Résumé de la décision
Dans cette décision, le Conseil d'État a examiné la conformité à la Constitution de l'article L. 214-1, alinéa 3, du Code de la propriété intellectuelle, qui établit un régime de licence légale permettant la diffusion de phonogrammes par des services de radio sur Internet non interactifs. La Commission, saisie par la société civile des producteurs phonographiques et la société civile des producteurs de phonogrammes en France, a soulevé une question prioritaire de constitutionnalité (QPC) concernant cette réglementation, arguant qu'elle porte atteinte au droit de propriété et à la liberté d'entreprendre. En considérant que cette question présente un caractère sérieux, le Conseil d'État a décidé de renvoyer la question au Conseil constitutionnel tout en suspendant le jugement de la requête des sociétés civiles jusqu'à la décision de ce dernier.
Arguments pertinents
Le Conseil d'État a articulé plusieurs arguments juridiques dans sa décision :
1. Applicabilité de la disposition contestée : Le Conseil a confirmé que l'article L. 214-1 du Code de la propriété intellectuelle, spécifiquement son alinéa 3, est directement applicable au litige, car il fonde la compétence de la commission chargée de la fixation de la rémunération des artistes-interprètes et des producteurs de phonogrammes lors de la diffusion de musique par des services en ligne.
> "Les dispositions du 3° de l'article L. 214-1 du code de la propriété intellectuelle sont applicables au litige...".
2. Question sérieuse sur les atteintes aux droits fondamentaux : Il a été souligné que l'application de cette disposition pourrait affecter le droit de propriété des producteurs de phonogrammes, ainsi que leur liberté d'entreprendre, en leur retirant la capacité de s'opposer à la diffusion de leurs œuvres.
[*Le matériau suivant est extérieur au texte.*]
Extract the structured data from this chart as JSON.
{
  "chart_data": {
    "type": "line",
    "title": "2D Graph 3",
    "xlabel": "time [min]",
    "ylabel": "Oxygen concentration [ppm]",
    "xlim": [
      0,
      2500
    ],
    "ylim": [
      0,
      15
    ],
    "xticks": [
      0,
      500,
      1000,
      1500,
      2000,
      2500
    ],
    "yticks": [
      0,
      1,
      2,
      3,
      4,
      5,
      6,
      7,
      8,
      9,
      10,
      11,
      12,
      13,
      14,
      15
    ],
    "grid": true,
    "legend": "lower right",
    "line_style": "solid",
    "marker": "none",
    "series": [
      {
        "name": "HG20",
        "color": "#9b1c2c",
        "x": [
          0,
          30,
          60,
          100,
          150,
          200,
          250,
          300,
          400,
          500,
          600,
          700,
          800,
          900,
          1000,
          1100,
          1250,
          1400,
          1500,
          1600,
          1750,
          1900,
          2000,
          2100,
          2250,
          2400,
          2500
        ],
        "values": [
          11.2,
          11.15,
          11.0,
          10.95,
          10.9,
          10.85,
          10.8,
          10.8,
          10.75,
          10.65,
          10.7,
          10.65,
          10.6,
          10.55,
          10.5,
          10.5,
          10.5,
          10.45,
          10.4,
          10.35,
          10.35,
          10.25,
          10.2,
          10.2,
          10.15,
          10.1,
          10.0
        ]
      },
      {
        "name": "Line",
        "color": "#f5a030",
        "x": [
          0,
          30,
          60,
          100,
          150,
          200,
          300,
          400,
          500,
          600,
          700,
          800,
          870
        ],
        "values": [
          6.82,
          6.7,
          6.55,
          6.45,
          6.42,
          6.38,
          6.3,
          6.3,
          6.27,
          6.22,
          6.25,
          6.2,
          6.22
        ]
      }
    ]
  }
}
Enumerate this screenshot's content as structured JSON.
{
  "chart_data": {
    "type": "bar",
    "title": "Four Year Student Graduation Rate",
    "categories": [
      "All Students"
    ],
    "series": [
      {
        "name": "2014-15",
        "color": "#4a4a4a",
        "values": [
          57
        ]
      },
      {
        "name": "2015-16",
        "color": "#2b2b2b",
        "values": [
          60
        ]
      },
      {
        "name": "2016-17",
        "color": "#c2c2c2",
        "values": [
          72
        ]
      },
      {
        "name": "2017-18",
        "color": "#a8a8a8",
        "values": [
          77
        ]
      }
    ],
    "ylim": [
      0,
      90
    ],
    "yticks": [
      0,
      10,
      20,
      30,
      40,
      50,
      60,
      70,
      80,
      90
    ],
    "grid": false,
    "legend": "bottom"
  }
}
> "Le moyen tiré de ce que ces dispositions... portent atteinte à la liberté d'entreprendre... soulève une question qui présente un caractère sérieux".
Interprétations et citations légales
Plusieurs textes de loi sont interprétés dans cette décision, notamment :
- Code de la propriété intellectuelle - Article L. 214-1 : Ce texte établit un cadre légal dans lequel les artistes-interprètes et producteurs de phonogrammes cèdent de manière limitative leurs droits de diffusion à certains services. Il stipule que, dans certains cas, ils ne peuvent s'opposer à la diffusion de leurs phonogrammes sans compensation équitable. L'alinéa 3, en particulier, élargit ces exceptions aux services de radio sur Internet non interactifs.
> "Lorsqu'un phonogramme a été publié à des fins de commerce, l'artiste-interprète et le producteur ne peuvent s'opposer [...] à sa communication au public par un service de radio [...] à l'exclusion des services de radio [...]".
- Déclaration des droits de l'homme et du citoyen - Article 2 : Cet article garantit le droit de propriété comme un droit fondamental, ce qui est central dans l'argumentation sur l'atteinte potentielle à ce droit par l'article L. 214-1.
> "La propriété est un droit inviolable et sacré".
En conclusion, la décision du Conseil d'État témoigne d'une volonté de protéger les droits fondamentaux des producteurs tout en cherchant à établir un équilibre avec les enjeux de diffusion numérique. L'évaluation de la conformité de l'article L. 214-1 au regard de la Constitution et des droits fondamentaux sera ainsi examinée de manière approfondie par le Conseil constitutionnel.